I am currently working on a game that has four lobbies, each should have a 30 second countdown as soon as the first player joins, and then if they leave, the timer stops. Since a loop is already running, doesn’t this mean no other functions can be interacted with? I was thinking something like this:
function Lobby1()
for i=1,30 do
wait(1)
end
end
function Lobby2()
for i=1,30 do
wait(1)
end
end
…etc all the way to Lobby4. The issue is, won’t that mean multiple functions can’t run in a single scripts at one time? Pretty much a yes or no question, however I don’t want to put in all of the work to have it end up not working.
Yes you are correct. It will be ran alone until it end then goes to the next function.

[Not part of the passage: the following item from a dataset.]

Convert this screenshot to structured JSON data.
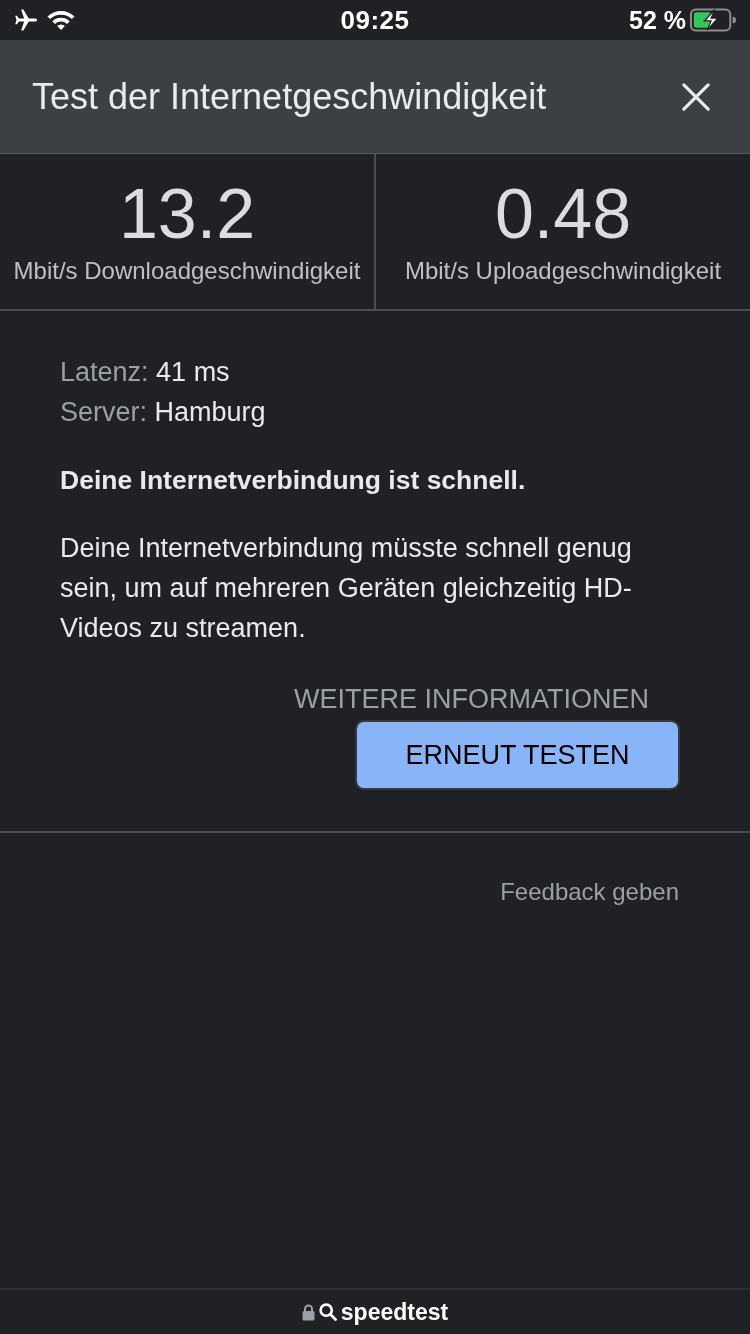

Unless you use a coroutine like this.
function Lobby1()
for i=1,30 do
wait(1)
end
end
function Lobby2()
for i=1,30 do
wait(1)
end
end
coroutine.wrap(Lobby1)
Coroutines basically make a new thread allowing a function to run freely without disturbing the code beneath it.

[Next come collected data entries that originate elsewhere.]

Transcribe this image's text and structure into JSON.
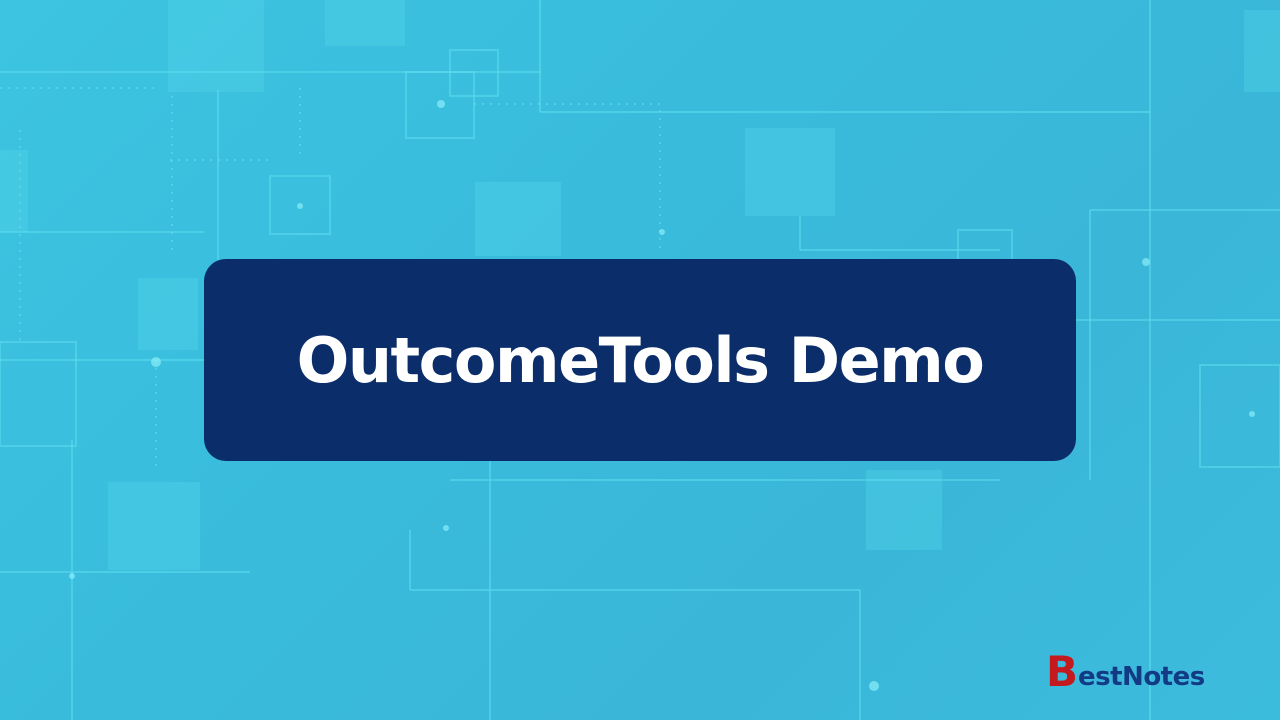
{
  "title_card": {
    "title": "OutcomeTools Demo"
  },
  "logo": {
    "initial": "B",
    "rest": "estNotes"
  },
  "colors": {
    "background": "#3cbcdc",
    "card": "#0b2e6b",
    "title_text": "#ffffff",
    "logo_initial": "#c21a1e",
    "logo_rest": "#123a85"
  }
}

From what I have heard, coroutines are automatically garbage collected after they end running (in luau) so no need to worry about memory leaks on that extent.
Just out of curiosity, do you recommend using this in a module? If so, how would I do that?
Would something like this work?
module = {}
function module:StartTimer(lobby)
coroutine.wrap(lobby) -- just connect to whichever function, hadn't included it in this example for simplicity.
end
return module
No, you can’t pass it like that IIRC, I will probably just do it in a single script as you said. So I just wrap the function in a coroutine and that should work?